I wish “Scream 7” had been that much fun. In the new edition, which is playing in theaters, everything old is trying to be new again. Well, sort of new. Like a well-worn carpet, the tread marks are present, but the trail doesn’t take you anywhere particularly interesting. Throughout the entire 114-minute length of the feature, I kept silently encouraging it to go somewhere unique, somewhere that would invigorate the franchise.
Campbell’s Sidney is married to police officer Mark Evans (Joel McHale). They have a teenage daughter named Tatum (Isabel May), who will be the focus of the return of Ghostface and all of the murderous elements that are part and parcel of the series. The screenplay, by the aforementioned Williamson, who also directs, and Guy Busick, has some specific guidelines to follow, which it does. This is primarily a movie in which a fresh bunch of young people is still going to be severed by gleaming knives because, let’s face facts, you can’t have a slasher movie without some slashing.

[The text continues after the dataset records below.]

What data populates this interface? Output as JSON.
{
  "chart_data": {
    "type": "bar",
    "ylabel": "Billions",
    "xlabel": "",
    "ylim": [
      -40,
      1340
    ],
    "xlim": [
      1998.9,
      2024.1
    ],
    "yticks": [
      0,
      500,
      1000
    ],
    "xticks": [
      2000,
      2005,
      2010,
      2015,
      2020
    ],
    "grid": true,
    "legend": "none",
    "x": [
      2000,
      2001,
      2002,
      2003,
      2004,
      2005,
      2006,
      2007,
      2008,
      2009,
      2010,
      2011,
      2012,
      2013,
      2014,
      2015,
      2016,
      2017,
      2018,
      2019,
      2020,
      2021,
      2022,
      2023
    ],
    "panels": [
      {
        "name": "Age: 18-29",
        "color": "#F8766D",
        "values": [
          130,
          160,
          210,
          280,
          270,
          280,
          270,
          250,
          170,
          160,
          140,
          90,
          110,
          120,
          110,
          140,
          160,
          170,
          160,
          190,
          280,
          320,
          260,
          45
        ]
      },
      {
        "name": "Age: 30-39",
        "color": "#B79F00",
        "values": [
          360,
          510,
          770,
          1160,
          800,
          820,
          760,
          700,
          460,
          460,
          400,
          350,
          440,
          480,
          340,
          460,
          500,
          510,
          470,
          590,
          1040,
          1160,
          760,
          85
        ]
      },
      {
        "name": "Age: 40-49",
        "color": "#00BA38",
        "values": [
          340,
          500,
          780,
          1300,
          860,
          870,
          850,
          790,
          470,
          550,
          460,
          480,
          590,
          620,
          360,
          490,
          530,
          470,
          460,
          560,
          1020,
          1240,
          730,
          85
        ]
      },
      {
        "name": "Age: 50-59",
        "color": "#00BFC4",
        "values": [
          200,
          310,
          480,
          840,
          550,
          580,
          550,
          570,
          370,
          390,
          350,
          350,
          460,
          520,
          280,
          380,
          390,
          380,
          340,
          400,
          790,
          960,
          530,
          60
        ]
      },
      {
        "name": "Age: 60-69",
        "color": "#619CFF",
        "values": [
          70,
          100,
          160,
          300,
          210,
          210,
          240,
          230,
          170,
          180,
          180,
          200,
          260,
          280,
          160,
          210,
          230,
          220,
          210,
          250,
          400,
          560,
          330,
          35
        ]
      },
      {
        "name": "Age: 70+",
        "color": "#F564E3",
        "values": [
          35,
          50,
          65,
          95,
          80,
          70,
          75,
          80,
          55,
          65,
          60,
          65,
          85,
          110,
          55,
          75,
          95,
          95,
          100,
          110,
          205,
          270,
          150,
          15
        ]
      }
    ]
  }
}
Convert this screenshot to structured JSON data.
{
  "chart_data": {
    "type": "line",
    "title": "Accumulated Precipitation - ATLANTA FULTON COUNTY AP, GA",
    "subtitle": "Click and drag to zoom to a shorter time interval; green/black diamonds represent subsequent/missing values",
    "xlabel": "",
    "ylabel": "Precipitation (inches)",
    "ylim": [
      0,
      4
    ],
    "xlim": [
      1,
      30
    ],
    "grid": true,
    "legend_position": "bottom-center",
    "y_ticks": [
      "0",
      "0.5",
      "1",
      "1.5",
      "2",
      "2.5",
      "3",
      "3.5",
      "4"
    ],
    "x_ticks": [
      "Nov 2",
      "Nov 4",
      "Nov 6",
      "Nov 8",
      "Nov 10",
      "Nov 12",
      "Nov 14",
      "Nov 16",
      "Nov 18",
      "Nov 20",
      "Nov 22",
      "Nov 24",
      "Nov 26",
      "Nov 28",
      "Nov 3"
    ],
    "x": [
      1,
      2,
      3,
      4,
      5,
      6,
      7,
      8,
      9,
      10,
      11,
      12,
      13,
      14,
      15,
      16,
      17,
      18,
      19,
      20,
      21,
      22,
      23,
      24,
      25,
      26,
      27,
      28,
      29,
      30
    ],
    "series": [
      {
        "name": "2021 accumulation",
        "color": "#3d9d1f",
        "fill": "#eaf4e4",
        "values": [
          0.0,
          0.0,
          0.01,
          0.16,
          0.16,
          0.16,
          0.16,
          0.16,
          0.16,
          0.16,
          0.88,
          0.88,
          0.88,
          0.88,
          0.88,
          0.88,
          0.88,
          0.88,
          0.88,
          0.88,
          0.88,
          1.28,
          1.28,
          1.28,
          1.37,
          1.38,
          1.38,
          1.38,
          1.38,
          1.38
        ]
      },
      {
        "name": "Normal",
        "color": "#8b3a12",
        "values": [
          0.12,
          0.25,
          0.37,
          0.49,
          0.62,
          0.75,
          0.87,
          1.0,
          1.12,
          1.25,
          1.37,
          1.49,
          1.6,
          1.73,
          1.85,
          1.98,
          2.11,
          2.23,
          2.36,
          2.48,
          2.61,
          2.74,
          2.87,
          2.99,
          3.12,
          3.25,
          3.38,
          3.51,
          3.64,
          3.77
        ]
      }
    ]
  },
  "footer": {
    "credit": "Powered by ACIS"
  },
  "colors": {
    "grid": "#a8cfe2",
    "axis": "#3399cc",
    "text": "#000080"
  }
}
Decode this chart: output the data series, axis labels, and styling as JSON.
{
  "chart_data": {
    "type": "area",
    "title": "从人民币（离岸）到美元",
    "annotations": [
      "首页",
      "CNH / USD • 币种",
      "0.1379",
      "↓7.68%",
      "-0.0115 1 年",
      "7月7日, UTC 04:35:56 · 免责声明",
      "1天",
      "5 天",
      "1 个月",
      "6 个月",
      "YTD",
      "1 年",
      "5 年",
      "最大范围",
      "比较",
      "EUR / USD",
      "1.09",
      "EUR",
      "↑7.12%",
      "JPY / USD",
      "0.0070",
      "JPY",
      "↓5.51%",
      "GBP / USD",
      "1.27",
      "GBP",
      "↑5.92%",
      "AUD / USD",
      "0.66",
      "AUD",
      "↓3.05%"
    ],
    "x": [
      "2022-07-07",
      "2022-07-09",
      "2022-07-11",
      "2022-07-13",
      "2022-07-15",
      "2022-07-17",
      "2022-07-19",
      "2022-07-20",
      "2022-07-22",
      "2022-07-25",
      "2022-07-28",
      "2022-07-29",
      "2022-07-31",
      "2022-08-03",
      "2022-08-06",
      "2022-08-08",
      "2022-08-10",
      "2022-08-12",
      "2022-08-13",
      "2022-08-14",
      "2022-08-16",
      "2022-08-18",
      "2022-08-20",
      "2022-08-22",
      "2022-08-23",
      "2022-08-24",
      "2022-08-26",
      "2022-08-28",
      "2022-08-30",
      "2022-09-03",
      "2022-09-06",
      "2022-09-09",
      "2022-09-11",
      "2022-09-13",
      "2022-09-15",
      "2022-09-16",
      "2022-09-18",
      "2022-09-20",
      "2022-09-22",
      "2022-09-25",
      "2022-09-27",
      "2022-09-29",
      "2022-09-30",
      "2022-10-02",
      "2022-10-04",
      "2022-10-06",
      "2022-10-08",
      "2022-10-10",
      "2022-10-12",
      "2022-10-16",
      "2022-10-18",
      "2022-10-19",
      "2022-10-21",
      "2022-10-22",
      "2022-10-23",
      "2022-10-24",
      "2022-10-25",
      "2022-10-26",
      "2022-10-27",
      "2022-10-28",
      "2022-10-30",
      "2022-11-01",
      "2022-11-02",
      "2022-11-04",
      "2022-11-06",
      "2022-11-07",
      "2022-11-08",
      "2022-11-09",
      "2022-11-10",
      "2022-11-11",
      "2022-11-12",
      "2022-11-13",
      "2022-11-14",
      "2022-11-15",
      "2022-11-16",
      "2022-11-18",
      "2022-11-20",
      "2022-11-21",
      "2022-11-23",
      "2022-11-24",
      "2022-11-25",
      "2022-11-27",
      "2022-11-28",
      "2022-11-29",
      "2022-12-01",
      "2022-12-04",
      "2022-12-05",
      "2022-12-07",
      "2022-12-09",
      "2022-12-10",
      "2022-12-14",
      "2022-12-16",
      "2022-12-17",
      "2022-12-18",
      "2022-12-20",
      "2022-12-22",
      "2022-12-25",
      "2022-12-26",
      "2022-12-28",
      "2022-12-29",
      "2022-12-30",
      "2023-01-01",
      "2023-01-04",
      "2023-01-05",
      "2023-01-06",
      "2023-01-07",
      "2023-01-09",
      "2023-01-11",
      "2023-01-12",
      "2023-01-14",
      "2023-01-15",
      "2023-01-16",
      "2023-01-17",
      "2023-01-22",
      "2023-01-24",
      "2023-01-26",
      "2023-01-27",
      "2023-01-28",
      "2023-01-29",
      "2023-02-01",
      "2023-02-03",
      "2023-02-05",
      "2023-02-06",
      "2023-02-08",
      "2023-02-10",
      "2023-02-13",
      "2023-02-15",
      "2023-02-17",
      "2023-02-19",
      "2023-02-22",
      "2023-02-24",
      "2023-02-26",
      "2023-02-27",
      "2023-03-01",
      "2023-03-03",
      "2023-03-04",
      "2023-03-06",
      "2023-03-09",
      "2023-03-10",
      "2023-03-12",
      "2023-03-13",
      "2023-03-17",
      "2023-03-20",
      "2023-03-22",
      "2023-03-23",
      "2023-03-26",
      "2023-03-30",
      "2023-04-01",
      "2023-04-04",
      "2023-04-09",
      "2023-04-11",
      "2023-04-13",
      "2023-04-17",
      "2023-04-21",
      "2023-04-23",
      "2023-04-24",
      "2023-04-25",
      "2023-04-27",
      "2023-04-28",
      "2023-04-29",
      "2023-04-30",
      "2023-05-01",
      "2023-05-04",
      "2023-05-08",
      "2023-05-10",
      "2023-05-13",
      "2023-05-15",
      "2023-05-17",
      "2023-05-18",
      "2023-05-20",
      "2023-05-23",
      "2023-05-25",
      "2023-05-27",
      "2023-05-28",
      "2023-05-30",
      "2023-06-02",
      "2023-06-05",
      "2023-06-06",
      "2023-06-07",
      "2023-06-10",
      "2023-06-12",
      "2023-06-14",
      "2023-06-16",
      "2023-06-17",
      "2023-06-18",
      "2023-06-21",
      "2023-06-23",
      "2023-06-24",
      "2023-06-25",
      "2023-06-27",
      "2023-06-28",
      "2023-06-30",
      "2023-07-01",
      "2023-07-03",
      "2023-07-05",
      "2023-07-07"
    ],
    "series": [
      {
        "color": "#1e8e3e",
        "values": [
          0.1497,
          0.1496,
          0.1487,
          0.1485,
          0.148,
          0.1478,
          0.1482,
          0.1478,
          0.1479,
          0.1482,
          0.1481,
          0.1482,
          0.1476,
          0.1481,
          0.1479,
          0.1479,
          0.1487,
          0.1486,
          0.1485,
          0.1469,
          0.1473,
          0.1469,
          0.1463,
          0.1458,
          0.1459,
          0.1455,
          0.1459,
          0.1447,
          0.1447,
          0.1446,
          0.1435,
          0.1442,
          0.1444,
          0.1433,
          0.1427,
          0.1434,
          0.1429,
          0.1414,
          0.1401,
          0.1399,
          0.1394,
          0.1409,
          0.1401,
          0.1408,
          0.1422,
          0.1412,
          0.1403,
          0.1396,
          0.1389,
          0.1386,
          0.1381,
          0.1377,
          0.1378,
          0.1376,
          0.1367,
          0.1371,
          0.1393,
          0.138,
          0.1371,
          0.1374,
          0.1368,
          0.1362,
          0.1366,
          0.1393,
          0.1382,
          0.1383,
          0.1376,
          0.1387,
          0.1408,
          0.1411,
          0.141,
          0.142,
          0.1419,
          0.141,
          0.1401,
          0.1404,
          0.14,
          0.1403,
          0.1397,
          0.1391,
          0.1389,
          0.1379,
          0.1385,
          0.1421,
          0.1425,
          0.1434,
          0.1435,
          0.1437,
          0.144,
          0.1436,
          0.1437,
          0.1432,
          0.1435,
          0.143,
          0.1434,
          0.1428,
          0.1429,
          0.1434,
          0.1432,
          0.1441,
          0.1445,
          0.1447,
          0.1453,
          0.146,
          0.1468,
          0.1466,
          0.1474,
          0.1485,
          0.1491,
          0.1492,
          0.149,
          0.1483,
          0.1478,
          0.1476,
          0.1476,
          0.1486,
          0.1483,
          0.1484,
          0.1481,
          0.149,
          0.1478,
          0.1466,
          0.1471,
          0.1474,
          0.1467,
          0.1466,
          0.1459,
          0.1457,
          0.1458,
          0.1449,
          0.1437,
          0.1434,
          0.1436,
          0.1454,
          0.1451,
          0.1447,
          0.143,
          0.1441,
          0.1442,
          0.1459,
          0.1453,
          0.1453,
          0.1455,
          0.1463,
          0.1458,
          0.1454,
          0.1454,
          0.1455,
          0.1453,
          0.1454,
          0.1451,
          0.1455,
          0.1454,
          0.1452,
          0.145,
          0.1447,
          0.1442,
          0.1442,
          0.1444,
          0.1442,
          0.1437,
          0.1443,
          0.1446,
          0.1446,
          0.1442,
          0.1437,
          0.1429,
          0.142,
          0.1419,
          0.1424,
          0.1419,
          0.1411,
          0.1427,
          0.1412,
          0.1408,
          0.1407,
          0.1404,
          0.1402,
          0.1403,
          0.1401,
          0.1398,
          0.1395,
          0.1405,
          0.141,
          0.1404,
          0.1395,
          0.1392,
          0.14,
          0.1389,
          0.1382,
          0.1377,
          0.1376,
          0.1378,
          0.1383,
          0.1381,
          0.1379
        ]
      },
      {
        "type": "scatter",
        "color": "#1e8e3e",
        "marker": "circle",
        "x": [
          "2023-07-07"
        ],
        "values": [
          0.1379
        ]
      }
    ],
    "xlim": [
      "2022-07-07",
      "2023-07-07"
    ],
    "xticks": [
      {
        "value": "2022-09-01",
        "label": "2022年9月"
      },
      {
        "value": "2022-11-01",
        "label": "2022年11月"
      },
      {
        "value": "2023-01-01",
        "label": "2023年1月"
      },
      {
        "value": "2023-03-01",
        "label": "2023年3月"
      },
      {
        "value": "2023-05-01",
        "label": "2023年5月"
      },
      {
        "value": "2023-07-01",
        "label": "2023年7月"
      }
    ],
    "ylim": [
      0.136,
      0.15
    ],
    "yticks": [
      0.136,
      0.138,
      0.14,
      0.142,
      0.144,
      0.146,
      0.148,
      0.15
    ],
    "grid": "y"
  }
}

The enjoyable commentary about horror movies is ever-present, and because the characters know all about what went down in Woodboro and its surroundings in the previous “Scream” films, it doesn’t take long before they realize they are trapped in a cycle of cinematic violence. Alas, the details of the plot aren’t much different from the details that characters and moviegoers experienced in the other six pictures. There is a bit more humor and less dread, but very little revs up to properly energetic proportions. One cliche that could have been handled better is the conflict between mother Sidney and daughter Tatum. The teen angst material lacks anything new and adds very little to the history of relationships between parents and their children.
Bringing “Scream 7” to the screen was not without its problems, including the firing of actress Melissa Barrera, who was going to be playing a new heroine named Sam. She was let go after tweeting about Gaza. Then co-star Jenna Ortega and the new film’s director, Christopher Landon, left the production, which resulted in some chaos. Back to square one and the return of Williamson (who also wrote editions 2 and 4) and Busick (co-writer of the fifth and sixth entries). It was decided that money be damned, Sidney had to return. For you trivia fans, Landon is the son of actor Michael Landon, who played Little Joe Cartwright on television’s “Bonanza.”
“Scream 7” feels like a film that suffered because of the production issues. How else to explain all of the returning faces – very familiar faces at that – from previous franchise hits? Even the previously mentioned Cox, as journalist Gale Weathers pops in. There are moments when it feels as if you are in a wax museum. I won’t name the other performers, but these returnees are in their late 50s and early 60s, and they haven’t been given much to do. This negates the experience of bringing them back. More thought should have gone into their return. Smarter thinking would have utilized them better because there really are endless possibilities for twists and turns in the story. The first “Scream” was clever, witty, frightening, and superbly made; everything “Scream 7” is not. Williamson, whose work I like and whom I enjoyed interviewing in 1996, has delivered a repetitious ghost of what came before. It is nowhere near being a cut above the norm.